Ketika siswa menemukan makna dari pelajaran di sekolah, mereka akan memahami dan mengingat apa yang telah mereka pelajari. Pembelajaran konteksual memungkina siswa mampu menghubungkan pelajaran di sekolah dengan konteks nyata dalam kehidupan sehari-hari sehingga mengetahui makna apa yang dipelajari. Pembelajaran kontekstual memperluas konteks pribadi mereka, sehingga dengan menyediakan pengalaman-pengalaman baru bagi para siswa akan memacu otak mereka untuk membuat hubungan-hubungan yang baru, dan sebagai konsekuensinya, para siswa dapat menemukan makna yang baru (Johnson, 2002).
Pembelajaran kontekstual merupakan sistem yang holistik (menyeluruh). Ia terdiri dari bagian-bagian yang saling berkaitan, yang apabila dipadukan akan menghasilkan efek yang melebihi apa yang dapat dihasilkan oleh suatu bagian secara sendiri (tunggal).
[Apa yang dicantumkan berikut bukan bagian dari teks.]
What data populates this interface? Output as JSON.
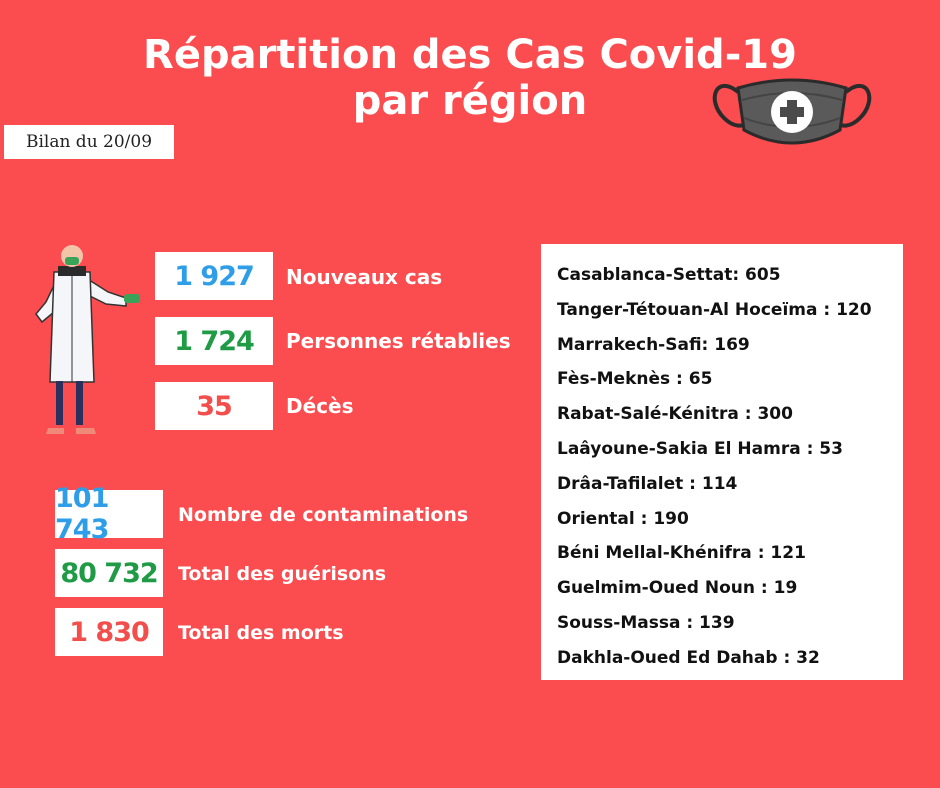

Persis seperti biola, celo, klarinet dan alat musik yang lain dalam suatu orkestra yang mempunyai suara yang berbeda, tetapi secara bersama-sama alat-alat musik tersebut menghasilkan musik. Jadi, bagian-bagian yang terpisah dari CTL melibatkan proses yang berbeda, apabila digunakan secara bersama-sama, memungkinkan siswa membuat hubungan untuk menemukan makna. Setiap elemen yang berbeda dalam sistem CTL memberikan kontribusi untuk membantu siswa memahami makna pelajaran atau tugas-tuga sekolah. Digabungkan, elemen-elemen tersebut membentuk suatu siswa yang memungkinkan siswa melihat makna dari pelajaran sekolah, dan menyimpannya (Johnson, 2002).
Dari uraian di atas, CTL didefinisikan sebagai suatu proses pendidikan yang bertujuan membantu siswa melihat makna dari pelajaran sekolah yang sedang mereka pelajari dengan menghubungkan pelajaran tersebut dengan konteksnya dalam kehidupan sehari-hari, baik secara pribadi, sosial, maupun budaya. Untuk mencapai tujuan itu, sistem tersebut meliputi delapan komponen: (1) membuat hubungan yang bermakna, (2) melakukan pekerjaan yang berarti, (3) pengaturan belajar sendiri, (4) kolaborasi, (5) berpikir kritis dan kreatif, (6) mendewasakan individu, (7) mencapai standar yang tinggi, dan (8) menggunakan penilaian autentik. (Johnson, 2002).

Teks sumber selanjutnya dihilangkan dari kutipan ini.